Billetterie

Sanjuro

de Akira Kurosawa

Neuf jeunes samouraïs épris de justice tentent de mettre de l’ordre dans une sombre affaire de corruption. Ils vont pour cela solliciter les services d’un samouraï débonnaire, hirsute, ironique mais efficace… Après le succès de Yojimbo, la production réclame une suite, d’abord promise à un autre cinéaste. C’est finalement Kurosawa qui reprend son héros Sanjuro et son acteur fétiche, Toshiro Mifune. L’histoire d’une initiation de jeunes samouraïs naïfs par un maître non-conformiste, celle aussi de l’alliance entre deux générations, et d’un jeu d’apparences (un guerrier derrière des allures de paysan vagabond, un maître d’armes combattant davantage avec son cerveau de stratège). De nouveau, le bushido est largement mis à mal dans ce qui apparaît comme une parodie de films de sabre. Grâce à des scènes de comédie, Kurosawa transforme un genre qui met d’habitude en avant la violence et l’honneur.

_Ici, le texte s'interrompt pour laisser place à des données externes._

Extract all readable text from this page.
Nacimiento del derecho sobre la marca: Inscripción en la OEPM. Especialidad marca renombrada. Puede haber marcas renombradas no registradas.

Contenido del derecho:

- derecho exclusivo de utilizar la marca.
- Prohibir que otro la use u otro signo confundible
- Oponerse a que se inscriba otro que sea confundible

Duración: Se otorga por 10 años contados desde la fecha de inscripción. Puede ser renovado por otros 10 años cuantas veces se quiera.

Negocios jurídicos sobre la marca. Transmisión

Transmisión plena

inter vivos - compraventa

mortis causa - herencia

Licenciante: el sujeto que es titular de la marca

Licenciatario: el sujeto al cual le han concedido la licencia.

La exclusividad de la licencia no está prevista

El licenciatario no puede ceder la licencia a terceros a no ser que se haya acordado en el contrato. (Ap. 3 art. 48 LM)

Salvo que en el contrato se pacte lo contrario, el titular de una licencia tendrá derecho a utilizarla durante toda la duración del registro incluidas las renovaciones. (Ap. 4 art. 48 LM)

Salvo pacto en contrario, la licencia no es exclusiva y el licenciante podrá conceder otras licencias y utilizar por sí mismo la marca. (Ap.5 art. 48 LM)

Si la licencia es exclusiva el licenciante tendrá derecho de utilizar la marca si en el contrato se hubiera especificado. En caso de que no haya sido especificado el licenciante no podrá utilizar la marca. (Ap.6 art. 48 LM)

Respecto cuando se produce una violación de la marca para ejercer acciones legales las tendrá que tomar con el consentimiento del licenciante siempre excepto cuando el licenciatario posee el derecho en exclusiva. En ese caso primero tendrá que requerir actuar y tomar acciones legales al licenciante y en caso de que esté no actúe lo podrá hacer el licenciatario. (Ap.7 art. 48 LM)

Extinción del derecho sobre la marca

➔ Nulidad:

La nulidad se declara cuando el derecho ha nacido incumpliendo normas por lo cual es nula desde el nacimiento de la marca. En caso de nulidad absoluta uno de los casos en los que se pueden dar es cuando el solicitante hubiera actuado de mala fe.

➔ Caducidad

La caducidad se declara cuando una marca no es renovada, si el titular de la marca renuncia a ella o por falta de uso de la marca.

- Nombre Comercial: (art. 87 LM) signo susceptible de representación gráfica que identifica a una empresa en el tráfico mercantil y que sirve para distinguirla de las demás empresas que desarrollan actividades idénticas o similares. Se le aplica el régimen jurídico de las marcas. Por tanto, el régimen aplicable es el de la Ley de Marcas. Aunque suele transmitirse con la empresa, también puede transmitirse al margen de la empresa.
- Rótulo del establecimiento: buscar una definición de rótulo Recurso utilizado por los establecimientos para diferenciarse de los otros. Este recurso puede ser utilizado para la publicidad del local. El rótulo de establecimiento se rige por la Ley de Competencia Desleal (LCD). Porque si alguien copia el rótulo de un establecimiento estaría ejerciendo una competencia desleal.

Avec Sanjuro, le réalisateur entreprend de démythifier ce genre héroïque, et point culminant, « le justicier de Yojimbo, cette force de la nature, est invité par une dame à remettre l’épée dans son fourreau, et à apprendre à communiquer par les fleurs. Voir le héros Mifune emplir son giron de camélias a dû provoquer chez les Japonais un effet pour le moins étrange ; un peu comme si on avait montré aux Américains John Wayne en train de faire du jardinage. Ce que Ford n’a jamais osé, Kurosawa, lui, l’a fait. » (Aldo Tassone, Akira Kurosawa, Edilig)

(Tsubaki sanjuro, Japon, 1962, 1h36, N&B, avec Toshiro Mifune, Tatsuya Nakadai, Yuzo Kayama, Akihiko Hirata, Keiju Kobayashi)

Présenté en version restaurée inédite, en avant-première de sa ressortie en salles à l’automne 2016 par Carlotta Films.

 

Di 6/03 à 14h30 - Me 6/04 à 18h45


SANJURO-import

Le genre du "chambara"

Avec Sanjuro, Kurosawa signe un "chambara" semi-parodique où les prémices du western spaghetti se font ressentir. Dans l’histoire du film de genre, celui du chambara est un maillon essentiel. Dans la migration effectuée par le récit social classique que représente le western, le chambara vient après John Ford et repart chez Sergio Leone. Dans les trois cas, une universalité de questionnement sur l’adhésion de l’individu à sa société, son rapport à la règle et sa fierté. Des trafics d’influences facilités par la flamboyance visuelle de ces films, tous cadrés en format CinémaScope. Dans Sanjuro, Kurosawa reste fidèle à ce personnage de samouraï mercenaire et de justicier solitaire puisé dans la littérature de Shugoro Yamamoto, romancier qui lui inspirera plus tard Barberousse et Dodes’kaden.